Iterative Solvers - Conjugate Gradient, Krylov Methods, and Large-Scale ML

Reading time: ~22 minutes | Level: Numerical Methods → Large-Scale ML

You have a neural network with 100 million parameters. You want to use a second-order optimizer like K-FAC or natural gradient descent, which requires solving a linear system involving the Fisher information matrix. That matrix is $10^8 \times 10^8$ .

You cannot form it explicitly - it would require $10^{16}$ bytes of storage. You cannot use LU factorization - it would take $O(n^3) = O(10^{24})$ operations.

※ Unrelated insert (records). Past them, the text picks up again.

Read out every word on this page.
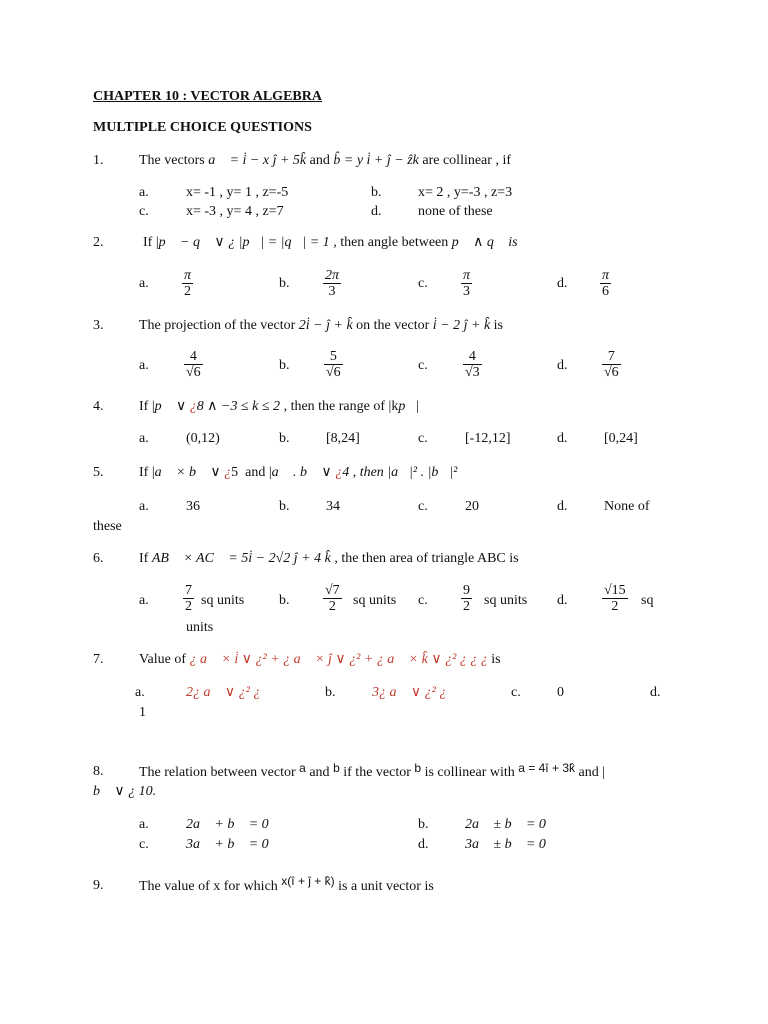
CHAPTER 10 : VECTOR ALGEBRA
MULTIPLE CHOICE QUESTIONS
1.	The vectors a⃗ = i̇ − x ĵ + 5k̂ and b̂ = y i̇ + ĵ − ẑk are collinear , if
a.	x= -1 , y= 1 , z=-5	b.	x= 2 , y=-3 , z=3
c.	x= -3 , y= 4 , z=7	d.	none of these
2.	If |p⃗ − q⃗ ∨ ¿ |p⃗| = |q⃗| = 1 , then angle between p⃗ ∧ q⃗ is
a. $\frac{\pi}{2}$	b. $\frac{2\pi}{3}$	c. $\frac{\pi}{3}$	d. $\frac{\pi}{6}$
3.	The projection of the vector 2i̇ − ĵ + k̂ on the vector i̇ − 2 ĵ + k̂ is
a.	$\frac{4}{√6}$	b. $\frac{5}{√6}$	c.	$\frac{4}{√3}$	d. $\frac{7}{√6}$
4.	If |p⃗ ∨ ¿8 ∧ −3 ≤ k ≤ 2 , then the range of |kp⃗|
a.	(0,12)	b.	[8,24]	c.	[-12,12]	d.	[0,24]
5.	If |a⃗ × b⃗ ∨ ¿5 and |a⃗ . b⃗ ∨ ¿4 , then |a⃗|² . |b⃗|²
a.	36	b.	34	c.	20	d.	None of
these
6.	If AB⃗ × AC⃗ = 5i̇ − 2√2 ĵ + 4 k̂ , the then area of triangle ABC is
a. $\frac{7}{2}$ sq units b. $\frac{√7}{2}$ sq units c. $\frac{9}{2}$ sq units d. $\frac{√15}{2}$ sq
units
7.	Value of ¿ a⃗ × i̇ ∨ ¿² + ¿ a⃗ × ĵ ∨ ¿² + ¿ a⃗ × k̂ ∨ ¿² ¿ ¿ ¿ is
a.	2¿ a⃗ ∨ ¿² ¿	b.	3¿ a⃗ ∨ ¿² ¿	c.	0	d.
1
8.	The relation between vector a and b if the vector b is collinear with a = 4î + 3k̂ and |
b⃗ ∨ ¿ 10.
a.	2a⃗ + b⃗ = 0⃗	b.	2a⃗ ± b⃗ = 0⃗
c.	3a⃗ + b⃗ = 0⃗	d.	3a⃗ ± b⃗ = 0⃗
9.	The value of x for which x(î + ĵ + k̂) is a unit vector is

But you can compute matrix-vector products $Fv$ efficiently (just two forward passes through the network). And that is all iterative solvers need.

What You Will Learn

Why iterative methods succeed where direct methods fail for large systems
The conjugate gradient (CG) method: derivation and implementation
GMRES and other Krylov subspace methods
Preconditioning: the key to fast convergence
Applications to second-order optimization in ML
SciPy's sparse linear algebra interface

Part 1 - When Direct Methods Fail

The curse of scale

Direct methods (LU, QR, Cholesky) require:

Storage: $O(n^2)$ to store the matrix
Time: $O(n^3)$ to factorize

$n$	$O(n^2)$ storage (float32)	$O(n^3)$ FLOPs
$10^3$	4 MB	$10^9$ - feasible
$10^6$	4 TB	$10^{18}$ - years of computation
$10^8$	40 PB	impossible

For ML-scale problems, direct methods are fundamentally off the table. We need algorithms that:

Never form the full matrix explicitly
Converge to acceptable accuracy in far fewer than $n$ iterations
Only require matrix-vector products $Av$

The iterative idea

Start with initial guess $x_0$ . Generate a sequence:

$x_0 \to x_1 \to x_2 \to \cdots \to x^*$

where each $x_k$ better approximates the solution. Stop when the residual $r_k = b - Ax_k$ is small enough.

The simplest iterative method is gradient descent on the quadratic:

$\min_x f(x) = \frac{1}{2} x^T A x - b^T x \quad \Rightarrow \quad \nabla f = Ax - b$

This connects linear system solving directly to optimization - a natural bridge for ML engineers.

Part 2 - Conjugate Gradient: The Gold Standard for SPD Systems

Setup and motivation

For solving $Ax = b$ where $A$ is symmetric positive definite (SPD), conjugate gradient (CG) is the method of choice.

Gradient descent on $f(x) = \frac{1}{2} x^T A x - b^T x$ converges slowly because successive directions are orthogonal but not $A$ -orthogonal (conjugate). CG fixes this.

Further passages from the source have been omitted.